Hassan Ammar had donned his flak jacket and helmet and rushed to the scene — taking up his position at a safe distance using a long lens — after the Israeli military issued an evacuation warning with a map marking the targeted building.
However, Ammar had different associations with the building. He had grown up less than a kilometer (less than 0.6 miles) from it, and he had been there on multiple occasions.
When he was a child during the 15-year Lebanese civil war that ended in 1990, “this building was on the front line between Muslim and Christian neighborhoods,” the so-called Green Line, he recalled.
But in later years, Ammar said, he visited the building “many times." There was a notary public on the first floor, and next door was a sports supply store where he used to shop. Next to the building was a cemetery where his family had loved ones buried.
“I know it very well,” he said.
Ammar said he even once considered renting an apartment in the building that was struck, or in the building next door — now he can’t remember which — because it had a beautiful view of the pine trees in Horsh Beirut, a large public park nearby.

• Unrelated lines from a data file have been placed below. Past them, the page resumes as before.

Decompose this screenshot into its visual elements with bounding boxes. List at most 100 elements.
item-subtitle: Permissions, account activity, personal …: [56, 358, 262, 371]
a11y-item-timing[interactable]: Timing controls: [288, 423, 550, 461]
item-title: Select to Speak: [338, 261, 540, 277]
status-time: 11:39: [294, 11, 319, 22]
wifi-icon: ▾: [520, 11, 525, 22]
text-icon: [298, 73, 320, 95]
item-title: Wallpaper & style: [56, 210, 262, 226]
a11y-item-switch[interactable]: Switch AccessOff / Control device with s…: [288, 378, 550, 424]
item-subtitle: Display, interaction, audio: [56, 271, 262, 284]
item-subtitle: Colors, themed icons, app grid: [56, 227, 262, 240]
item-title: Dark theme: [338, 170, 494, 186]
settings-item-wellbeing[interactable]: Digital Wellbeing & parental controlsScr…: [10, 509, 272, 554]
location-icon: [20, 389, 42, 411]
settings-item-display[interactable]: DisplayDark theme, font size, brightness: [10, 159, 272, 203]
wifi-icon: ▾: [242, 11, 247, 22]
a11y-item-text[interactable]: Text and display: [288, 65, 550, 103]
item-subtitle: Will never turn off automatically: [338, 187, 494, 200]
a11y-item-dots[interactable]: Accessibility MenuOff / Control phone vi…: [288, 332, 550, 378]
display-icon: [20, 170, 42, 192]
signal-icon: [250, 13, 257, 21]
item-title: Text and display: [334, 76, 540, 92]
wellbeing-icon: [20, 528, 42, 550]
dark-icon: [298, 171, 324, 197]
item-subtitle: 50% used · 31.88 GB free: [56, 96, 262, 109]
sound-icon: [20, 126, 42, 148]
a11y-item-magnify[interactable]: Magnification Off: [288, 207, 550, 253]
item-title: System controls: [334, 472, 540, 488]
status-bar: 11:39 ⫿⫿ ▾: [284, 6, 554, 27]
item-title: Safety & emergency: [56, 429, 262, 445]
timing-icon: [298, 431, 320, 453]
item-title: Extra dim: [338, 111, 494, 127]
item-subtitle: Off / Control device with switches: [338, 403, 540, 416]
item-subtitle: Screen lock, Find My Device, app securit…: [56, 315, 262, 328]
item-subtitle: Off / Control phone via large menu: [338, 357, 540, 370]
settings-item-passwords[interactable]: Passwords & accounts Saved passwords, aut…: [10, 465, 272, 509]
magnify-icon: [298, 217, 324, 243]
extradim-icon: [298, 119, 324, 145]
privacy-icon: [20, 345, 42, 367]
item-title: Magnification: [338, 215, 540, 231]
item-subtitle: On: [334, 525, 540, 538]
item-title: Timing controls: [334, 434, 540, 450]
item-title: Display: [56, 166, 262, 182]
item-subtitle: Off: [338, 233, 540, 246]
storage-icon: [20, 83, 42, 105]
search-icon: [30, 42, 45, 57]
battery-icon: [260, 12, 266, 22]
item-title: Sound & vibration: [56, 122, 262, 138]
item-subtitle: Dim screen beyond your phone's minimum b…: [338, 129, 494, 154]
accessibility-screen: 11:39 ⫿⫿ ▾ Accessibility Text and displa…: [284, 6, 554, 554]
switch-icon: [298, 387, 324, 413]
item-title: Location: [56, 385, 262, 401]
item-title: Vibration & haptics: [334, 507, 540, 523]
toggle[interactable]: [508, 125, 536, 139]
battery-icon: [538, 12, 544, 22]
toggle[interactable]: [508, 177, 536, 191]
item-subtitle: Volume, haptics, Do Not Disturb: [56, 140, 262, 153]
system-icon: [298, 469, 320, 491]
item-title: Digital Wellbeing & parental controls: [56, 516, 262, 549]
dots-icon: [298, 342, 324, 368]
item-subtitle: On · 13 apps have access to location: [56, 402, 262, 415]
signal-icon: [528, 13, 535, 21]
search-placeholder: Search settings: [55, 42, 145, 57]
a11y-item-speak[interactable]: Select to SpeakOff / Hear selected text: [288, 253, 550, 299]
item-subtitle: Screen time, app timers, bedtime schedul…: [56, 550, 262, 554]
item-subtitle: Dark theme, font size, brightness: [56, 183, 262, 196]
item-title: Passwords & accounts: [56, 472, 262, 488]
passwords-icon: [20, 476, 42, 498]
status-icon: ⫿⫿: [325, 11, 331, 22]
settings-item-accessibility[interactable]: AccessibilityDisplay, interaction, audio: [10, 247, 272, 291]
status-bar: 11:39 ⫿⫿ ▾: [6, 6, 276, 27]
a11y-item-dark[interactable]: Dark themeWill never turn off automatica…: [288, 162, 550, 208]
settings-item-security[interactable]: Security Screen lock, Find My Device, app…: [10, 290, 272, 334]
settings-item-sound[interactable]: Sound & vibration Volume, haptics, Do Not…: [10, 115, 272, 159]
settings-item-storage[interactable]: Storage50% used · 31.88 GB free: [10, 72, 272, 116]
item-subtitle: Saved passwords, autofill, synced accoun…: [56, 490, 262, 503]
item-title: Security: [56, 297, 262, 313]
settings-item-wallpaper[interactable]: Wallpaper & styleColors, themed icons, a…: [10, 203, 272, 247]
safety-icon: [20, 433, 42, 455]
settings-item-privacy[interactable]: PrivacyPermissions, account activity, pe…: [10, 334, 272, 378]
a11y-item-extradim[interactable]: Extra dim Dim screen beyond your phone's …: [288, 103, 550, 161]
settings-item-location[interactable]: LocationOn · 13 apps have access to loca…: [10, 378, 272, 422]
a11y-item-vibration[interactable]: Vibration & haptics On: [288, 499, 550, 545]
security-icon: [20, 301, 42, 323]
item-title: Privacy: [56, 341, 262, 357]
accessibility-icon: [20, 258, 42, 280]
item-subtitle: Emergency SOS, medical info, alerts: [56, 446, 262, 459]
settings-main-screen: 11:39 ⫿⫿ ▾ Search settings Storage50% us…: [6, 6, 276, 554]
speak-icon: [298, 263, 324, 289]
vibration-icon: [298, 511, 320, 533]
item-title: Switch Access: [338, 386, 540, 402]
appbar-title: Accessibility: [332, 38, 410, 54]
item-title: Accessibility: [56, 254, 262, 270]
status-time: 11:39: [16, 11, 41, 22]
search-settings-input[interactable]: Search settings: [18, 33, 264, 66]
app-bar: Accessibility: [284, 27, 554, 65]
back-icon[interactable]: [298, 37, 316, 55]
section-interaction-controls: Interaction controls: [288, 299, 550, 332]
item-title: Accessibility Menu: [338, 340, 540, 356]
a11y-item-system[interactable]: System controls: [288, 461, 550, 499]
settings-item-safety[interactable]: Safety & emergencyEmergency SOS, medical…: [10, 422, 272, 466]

When he heard the sound of the projectile overhead, Ammar had his camera already trained on the building set to a high shutter speed, and he began snapping photos immediately, capturing the bomb in mid-air and as it descended, ending with a massive explosion.
There were no immediate reports of casualties, but much of the building was reduced to rubble.
Richard Weir, a senior crisis, conflict and arms researcher at Human Rights Watch, reviewed close-up photos of Friday’s bomb to determine what type of weapon was used.
“The bomb and components visible in the photographs, including the strake, wire harness cover, and tail fin section, are consistent with a Mk-84 series 2,000-pound class general purpose bomb equipped with Boeing’s Joint Directed Attack Munition (JDAM) tail kit,” he said.